Der Saatgut-Konzern will seinen Konkurrenten kaufen. Das würde die Vielfalt auf dem Teller reduzieren, warnt der Agrarexperte François Meienberg.

Wird vielleicht geschluckt: Syngenta Bild: reuters
Jost Maurin
Interview von Jost Maurin

taz: Herr Meienberg, warum sollte mich als Verbraucher interessieren, dass der US-Saatgut- und Gentechnik-Pflanzenproduzent Monsanto seinen Schweizer Konkurrenten Syngenta für 45 Milliarden Dollar übernehmen will?

François Meienberg: 56 und bis über 70 Prozent der geschützten Peperoni-, Tomaten- und Blumenkohlsorten in Europa kommen von diesen beiden Firmen.
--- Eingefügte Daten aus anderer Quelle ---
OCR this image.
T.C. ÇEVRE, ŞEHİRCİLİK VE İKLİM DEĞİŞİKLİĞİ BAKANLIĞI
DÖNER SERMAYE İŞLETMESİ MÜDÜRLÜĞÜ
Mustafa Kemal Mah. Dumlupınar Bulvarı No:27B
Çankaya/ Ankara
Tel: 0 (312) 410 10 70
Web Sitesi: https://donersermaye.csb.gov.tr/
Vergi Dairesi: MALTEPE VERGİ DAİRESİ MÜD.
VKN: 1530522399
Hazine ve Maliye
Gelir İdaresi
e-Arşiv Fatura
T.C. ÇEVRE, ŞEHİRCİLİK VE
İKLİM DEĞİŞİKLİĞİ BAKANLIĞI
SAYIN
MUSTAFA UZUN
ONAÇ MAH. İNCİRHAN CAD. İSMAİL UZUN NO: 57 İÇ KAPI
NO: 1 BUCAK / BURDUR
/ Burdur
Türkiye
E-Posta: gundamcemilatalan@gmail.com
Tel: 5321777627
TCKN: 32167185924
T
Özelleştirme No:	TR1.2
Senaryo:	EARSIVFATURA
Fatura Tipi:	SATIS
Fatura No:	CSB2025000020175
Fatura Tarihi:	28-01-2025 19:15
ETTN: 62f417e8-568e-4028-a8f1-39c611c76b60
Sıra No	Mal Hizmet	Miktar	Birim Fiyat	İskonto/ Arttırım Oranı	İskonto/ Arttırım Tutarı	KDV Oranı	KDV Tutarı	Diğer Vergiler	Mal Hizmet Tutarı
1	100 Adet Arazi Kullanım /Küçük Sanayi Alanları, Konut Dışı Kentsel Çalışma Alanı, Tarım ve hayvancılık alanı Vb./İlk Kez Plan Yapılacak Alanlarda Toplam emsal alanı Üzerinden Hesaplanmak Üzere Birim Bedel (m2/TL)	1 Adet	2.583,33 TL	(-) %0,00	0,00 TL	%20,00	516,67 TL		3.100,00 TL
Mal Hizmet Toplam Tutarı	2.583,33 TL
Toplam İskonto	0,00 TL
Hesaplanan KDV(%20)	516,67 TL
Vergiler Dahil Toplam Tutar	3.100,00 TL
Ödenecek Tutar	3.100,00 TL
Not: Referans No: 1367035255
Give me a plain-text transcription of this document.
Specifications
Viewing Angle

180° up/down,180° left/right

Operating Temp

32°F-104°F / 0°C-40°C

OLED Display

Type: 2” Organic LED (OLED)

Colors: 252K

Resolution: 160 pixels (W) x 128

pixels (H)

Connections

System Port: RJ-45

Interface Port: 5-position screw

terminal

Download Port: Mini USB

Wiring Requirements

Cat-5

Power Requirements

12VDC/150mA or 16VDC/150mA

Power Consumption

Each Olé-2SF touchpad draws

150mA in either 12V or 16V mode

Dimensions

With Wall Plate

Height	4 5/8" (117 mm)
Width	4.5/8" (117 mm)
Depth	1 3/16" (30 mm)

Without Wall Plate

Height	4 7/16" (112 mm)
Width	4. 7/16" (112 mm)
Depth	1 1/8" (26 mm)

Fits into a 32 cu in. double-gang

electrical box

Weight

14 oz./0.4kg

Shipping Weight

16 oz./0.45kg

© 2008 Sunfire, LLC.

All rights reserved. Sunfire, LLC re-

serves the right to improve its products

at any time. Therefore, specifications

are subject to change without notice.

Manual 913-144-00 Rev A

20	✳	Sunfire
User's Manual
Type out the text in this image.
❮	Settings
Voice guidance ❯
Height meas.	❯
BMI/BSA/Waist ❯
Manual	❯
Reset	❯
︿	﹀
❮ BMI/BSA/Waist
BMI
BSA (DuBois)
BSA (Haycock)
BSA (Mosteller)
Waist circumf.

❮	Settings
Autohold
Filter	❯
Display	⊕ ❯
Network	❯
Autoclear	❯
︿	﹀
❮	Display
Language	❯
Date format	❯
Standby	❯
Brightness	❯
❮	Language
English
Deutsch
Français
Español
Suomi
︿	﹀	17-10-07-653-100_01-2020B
Nach der Fusion würde ein Konzern sagen, was wir essen, welche Gemüse gezüchtet werden – und er würde uns Gemüse andrehen, das wir vielleicht nicht wollen.

Warum nicht?

Die Auswahl würde noch kleiner werden und der Preis steigen. Heute sind die Firmen noch Konkurrenten und versuchen, verschiedene Sorten auf den Markt zu bringen.

Welche Folgen hätte die Fusion für die Umwelt?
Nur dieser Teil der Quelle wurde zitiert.